Строптивость была фамильной чертой Галкиных.

«Придётся с ней повозиться, — не найдя вовсе никакой записной книжки с адресами, которая имеет обыкновение водиться в любом доме, знаменитый сыщик пришёл к выводу, что имена, явки, пароли вдова держит в голове и на поверку окажется куда более крепким орешком, чем представляется с первого взгляда. — Будет ваньку валять, за это время слухи разойдутся, подпольщики разбегутся со своих малин и спрячут в надёжном месте тайную типографию».

Разговорить вдову инженера, сохраняя учтивость, Анненский не видел никакой возможности.

Он мог бы установить за квартирой наблюдение и подождать, когда тётка понесёт очередную дрянь в типографию, но предпочёл обрезать финансирование всем и сразу, зная, что без денег печатный станок не заработает.

— Крупный куш, — Анненский небрежно указал пальцем в перчатке на саквояж с Английской набережной. — Будь у Демулена столько денег, парижской толпе не было бы нужды захватывать Бастилию. Её можно было просто купить у маркиза де Лонэ.

— Средства, что вы изъяли, предназначались для вспомоществования бедным! Это благотворительность, — продолжала настаивать вдова, вступая в явное противоречие с экзотическим образом монет, более пригодных для коллекционирования, чем для свободного хождения в народе.

— Вы их тоже собираетесь раздать бедным? — вежливо спросил Ногинский.

— Их можно с выгодой продать собирателям редкостей, а вырученные финансы раздать неимущим. Милость к неимущим выражается в призрении, а не в пожелании здоровья и хорошего настроения. Такие пожелания человеку бедному тоже необходимы — не нуждающийся в лечении весёлый оборванец протянет дольше отчаявшегося нищего, которому срочно потребны услуги доктора, но тот и другой хотят набить пузо и прикрыть срам.

— Кому вы собирались передать средства? — неуклюже осведомился Ногинский и тем испортил всё дело.

— Ах, оставьте! Это честные, порядочные люди, — заголосила вдова.

— Ваш курьер открыл огонь по сотрудникам полиции.

— Он принял вас за налётчиков.

— Его предупредили в голос, что это полиция.

— Разве бандиты не сказали бы то же самое?

Александр Павлович не вмешивался в бесплодный спор.
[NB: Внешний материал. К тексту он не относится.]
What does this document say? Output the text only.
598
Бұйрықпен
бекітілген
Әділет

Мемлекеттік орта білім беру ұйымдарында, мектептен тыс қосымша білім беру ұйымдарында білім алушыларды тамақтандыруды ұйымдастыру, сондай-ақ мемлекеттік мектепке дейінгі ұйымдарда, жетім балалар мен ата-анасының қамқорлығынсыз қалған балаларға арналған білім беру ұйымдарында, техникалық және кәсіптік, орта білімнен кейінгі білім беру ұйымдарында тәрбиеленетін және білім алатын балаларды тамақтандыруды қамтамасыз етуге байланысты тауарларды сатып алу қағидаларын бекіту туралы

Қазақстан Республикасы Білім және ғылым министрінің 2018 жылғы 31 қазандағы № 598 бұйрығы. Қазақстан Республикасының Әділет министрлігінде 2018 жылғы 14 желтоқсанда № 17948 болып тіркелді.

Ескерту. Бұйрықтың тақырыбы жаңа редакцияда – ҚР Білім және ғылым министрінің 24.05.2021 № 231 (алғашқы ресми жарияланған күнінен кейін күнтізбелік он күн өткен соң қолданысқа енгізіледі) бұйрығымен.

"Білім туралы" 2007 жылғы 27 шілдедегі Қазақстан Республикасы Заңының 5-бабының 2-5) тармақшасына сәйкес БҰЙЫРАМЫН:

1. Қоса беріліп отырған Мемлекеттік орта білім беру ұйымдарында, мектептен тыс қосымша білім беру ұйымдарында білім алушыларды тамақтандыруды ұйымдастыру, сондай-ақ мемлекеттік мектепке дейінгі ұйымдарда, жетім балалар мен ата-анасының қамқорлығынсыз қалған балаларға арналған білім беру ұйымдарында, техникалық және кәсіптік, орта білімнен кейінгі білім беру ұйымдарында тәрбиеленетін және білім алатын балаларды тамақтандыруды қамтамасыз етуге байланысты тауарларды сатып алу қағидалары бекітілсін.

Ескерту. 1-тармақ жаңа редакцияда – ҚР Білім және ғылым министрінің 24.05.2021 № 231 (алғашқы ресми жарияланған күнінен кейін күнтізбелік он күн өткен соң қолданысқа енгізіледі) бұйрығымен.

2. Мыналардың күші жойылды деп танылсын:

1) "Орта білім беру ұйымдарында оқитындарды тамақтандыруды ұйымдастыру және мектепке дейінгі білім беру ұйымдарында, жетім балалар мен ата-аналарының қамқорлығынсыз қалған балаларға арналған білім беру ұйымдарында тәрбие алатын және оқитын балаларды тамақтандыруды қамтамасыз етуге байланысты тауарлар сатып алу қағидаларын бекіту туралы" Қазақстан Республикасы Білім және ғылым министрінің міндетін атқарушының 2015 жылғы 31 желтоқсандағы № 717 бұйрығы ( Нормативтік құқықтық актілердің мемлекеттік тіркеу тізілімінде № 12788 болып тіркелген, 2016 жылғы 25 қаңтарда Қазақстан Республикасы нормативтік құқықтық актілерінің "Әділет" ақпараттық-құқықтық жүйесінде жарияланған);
Галина Ивановна на любой вопрос выдавали нарочито глупый ответ, который неопытный корнет безуспешно пытался опровергнуть, тратя время на подбор разумных аргументов. Каждое последующее возражение, опять короткое и вздорное, отнимало у корнета силы, и только.

«Экая вредная бабёнка», — подумал Анненский. Он предпочёл, чтобы перед ним оказался международный негодяй Плешнер, по которому плачет каторжный рудник на Сахалине. С ним было легче найти общий язык.

— Оставим в квартире засаду и будем брать всех, кто явится, — ни к кому не обращаясь, молвил Анненский и, заметив, как дёрнулась вдова инженера, понял, что угодил в уязвимое место. — Я вас лично скомпрометирую, — добавил он.

— За что их брать-то? — вспыхнула Галина Ивановна.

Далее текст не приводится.